Ultimately, the greatest boost to the economy comes from peace. We can see this with the Russo-Ukrainian war, which has exacerbated our cost-of-living crisis, despite the UK not being directly involved.
This and previous European conflicts have been caused by nationalism and revanchism. The EU is an effective antidote to these sentiments.
The European Union
The EU was born as a project to replace old rivalries and tensions arising from cross-border ethnic minorities and has proven to be an effective instrument for peace and democracy. Even in Northern Ireland, membership of the EU helped to calm down tensions, which have been reignited by Brexit.
Ukraine may end up being a new member of the EU, but we will also need a strategy to associate Russia with peace and democracy in Europe, if we want Russian revanchism to come to an end.
Freedom of movement
An important consequence of Brexit has been the loss of freedom of movement. It is now more difficult for Britons to move to EU countries to study, work or live there. It has also become more difficult for EU citizens to move to the UK, and this has worsened our workforce crisis.
Covid has shrunk our workforce, as an increasing number are out of work and not seeking work. With Brexit, it has become impossible to compensate this with workers from EU countries. Thus, we have seen staff shortages in many sectors including haulage, hospitality, construction farming, healthcare and air travel: the impact is severe.
Boris Johnson’s leadership has not ended well: false promises, plain lies and rule-breaking have caught up with him. However, the election of his replacement has been surreal, with candidates veering to the right in order to appeal to the party membership, which is a small and increasingly poorly representative.
Thus, many candidates have made unrealistic tax cut promises and have supported Boris Johnson’s pledge to break international law and rip up the Brexit agreements with the EU, in relation to Northern Ireland: that very agreement that Boris Johnson had described in 2019 as his oven-ready deal.

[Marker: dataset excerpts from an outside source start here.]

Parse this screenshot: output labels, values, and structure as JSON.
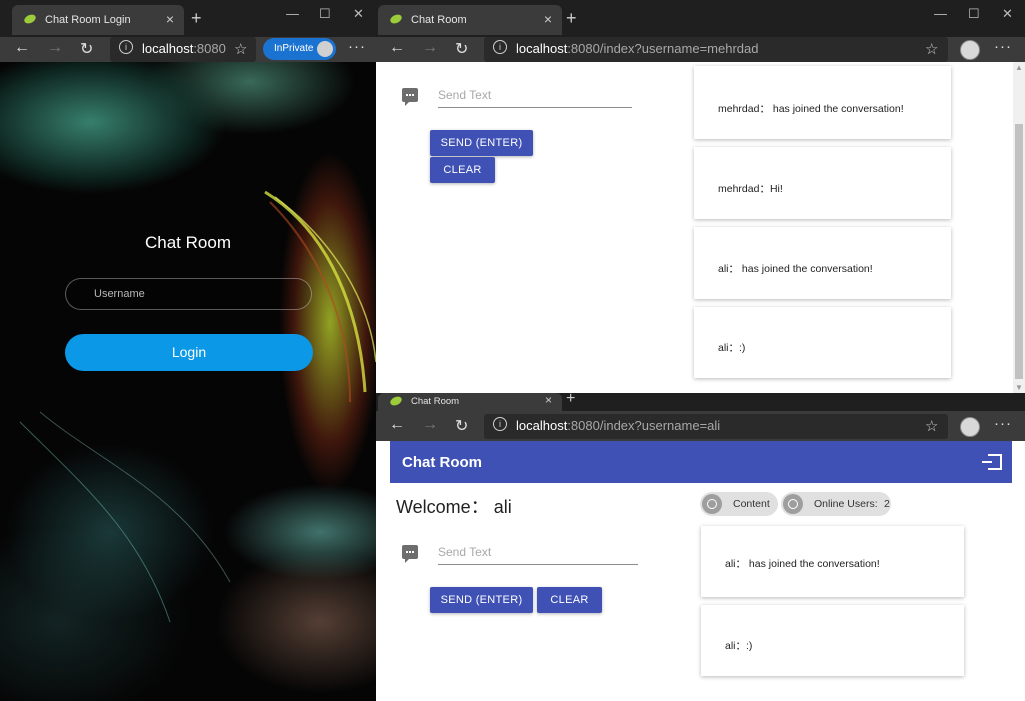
{
  "login_window": {
    "tab_title": "Chat Room Login",
    "url_host": "localhost",
    "url_rest": ":8080",
    "inprivate": "InPrivate",
    "page": {
      "title": "Chat Room",
      "username_placeholder": "Username",
      "login_label": "Login"
    }
  },
  "top_window": {
    "tab_title": "Chat Room",
    "url_host": "localhost",
    "url_rest": ":8080/index?username=mehrdad",
    "send_placeholder": "Send Text",
    "send_label": "SEND (ENTER)",
    "clear_label": "CLEAR",
    "messages": [
      "mehrdad：  has joined the conversation!",
      "mehrdad：Hi!",
      "ali：  has joined the conversation!",
      "ali：:)"
    ]
  },
  "bottom_window": {
    "tab_title": "Chat Room",
    "url_host": "localhost",
    "url_rest": ":8080/index?username=ali",
    "app_title": "Chat Room",
    "welcome": "Welcome：  ali",
    "content_chip": "Content",
    "online_chip": "Online Users:",
    "online_count": "2",
    "send_placeholder": "Send Text",
    "send_label": "SEND (ENTER)",
    "clear_label": "CLEAR",
    "messages": [
      "ali：  has joined the conversation!",
      "ali：:)"
    ]
  },
  "colors": {
    "primary": "#3f51b5",
    "login_button": "#0b98e6",
    "inprivate_badge": "#1a73d0"
  },
  "browser_ui": {
    "new_tab": "+",
    "close_tab": "×",
    "back": "←",
    "forward": "→",
    "refresh": "↻",
    "info": "i",
    "favorite": "☆",
    "more": "···",
    "minimize": "—",
    "maximize": "☐",
    "close_window": "✕"
  }
}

Mr Tugendhat has described Brexit as a “revolution” that could not be overturned. So much for democracy, supposedly based on the principle that the electorate can reverse any policies.
What has happened to remainers? Many have regrouped in the European Movement: founded by Winston Churchill in 1948, and other organisations. In addition a National Rejoin March is taking place in London on 10 September.

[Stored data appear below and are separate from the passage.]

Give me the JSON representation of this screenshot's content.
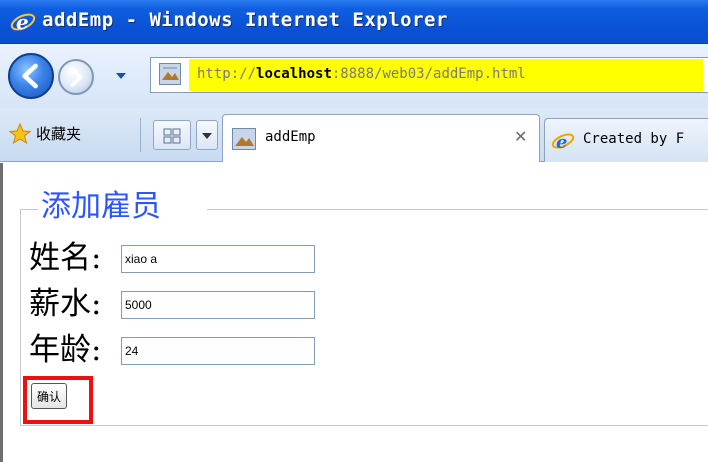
{
  "window": {
    "title": "addEmp - Windows Internet Explorer"
  },
  "address_bar": {
    "url_prefix": "http://",
    "url_host": "localhost",
    "url_rest": ":8888/web03/addEmp.html"
  },
  "favorites": {
    "label": "收藏夹"
  },
  "tabs": [
    {
      "label": "addEmp",
      "active": true,
      "close_glyph": "✕"
    },
    {
      "label": "Created by F",
      "active": false
    }
  ],
  "form": {
    "legend": "添加雇员",
    "fields": [
      {
        "label": "姓名:",
        "value": "xiao a"
      },
      {
        "label": "薪水:",
        "value": "5000"
      },
      {
        "label": "年龄:",
        "value": "24"
      }
    ],
    "submit_label": "确认"
  },
  "colors": {
    "titlebar": "#0b4fcf",
    "legend_text": "#2a55ff",
    "url_highlight": "#ffff00",
    "annotation_box": "#ee1010"
  },
  "icons": {
    "title": "ie-logo-icon",
    "back": "back-arrow-icon",
    "forward": "forward-arrow-icon",
    "favorites": "favorites-star-icon",
    "quick_tabs": "quick-tabs-icon",
    "page": "page-favicon-icon"
  }
}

Many remainers believe that the immediate priority is to rebuild a constructive relationship with the EU and to rejoin the customs union and the single market. This would align the UK with countries like Norway, which is not in the EU but has a close collaboration. This would be a better interpretation of the 2016 referendum vote than Boris Johnson’s hard Brexit.

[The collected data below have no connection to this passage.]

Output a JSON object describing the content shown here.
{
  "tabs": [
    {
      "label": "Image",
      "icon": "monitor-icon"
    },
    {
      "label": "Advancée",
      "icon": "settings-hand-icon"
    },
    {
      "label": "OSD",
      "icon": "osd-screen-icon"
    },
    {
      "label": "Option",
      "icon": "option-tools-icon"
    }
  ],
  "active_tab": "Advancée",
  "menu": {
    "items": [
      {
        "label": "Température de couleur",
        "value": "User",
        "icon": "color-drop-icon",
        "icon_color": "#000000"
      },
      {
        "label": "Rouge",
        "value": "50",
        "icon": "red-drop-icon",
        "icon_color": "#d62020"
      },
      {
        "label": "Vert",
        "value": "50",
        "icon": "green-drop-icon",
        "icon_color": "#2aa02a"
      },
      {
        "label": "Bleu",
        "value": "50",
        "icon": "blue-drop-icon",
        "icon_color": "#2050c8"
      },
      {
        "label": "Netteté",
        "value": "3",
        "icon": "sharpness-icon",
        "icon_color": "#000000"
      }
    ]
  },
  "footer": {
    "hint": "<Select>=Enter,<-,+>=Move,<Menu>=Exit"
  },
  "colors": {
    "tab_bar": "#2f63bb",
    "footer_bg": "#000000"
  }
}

Decisions about leaving or rejoining the EU, or about Scottish independence, are important and difficult to reverse and should not be based on a majority of 51.9%, as in the Brexit referendum of 2016. Public opinion on these issues is volatile and opinion polls conducted in 2017-2021 suggested a reversed thin majority in favour of Remain.
A large majority, as in the 1975 referendum that brought the UK into the EU, or two repeat referendums a few years apart, as envisaged by the People’s Vote campaign, are a better way to establish what is the settled public opinion.
I believe that, at some future time, we will have again a close association with our friends and allies in Europe, and we will probably rejoin the EU.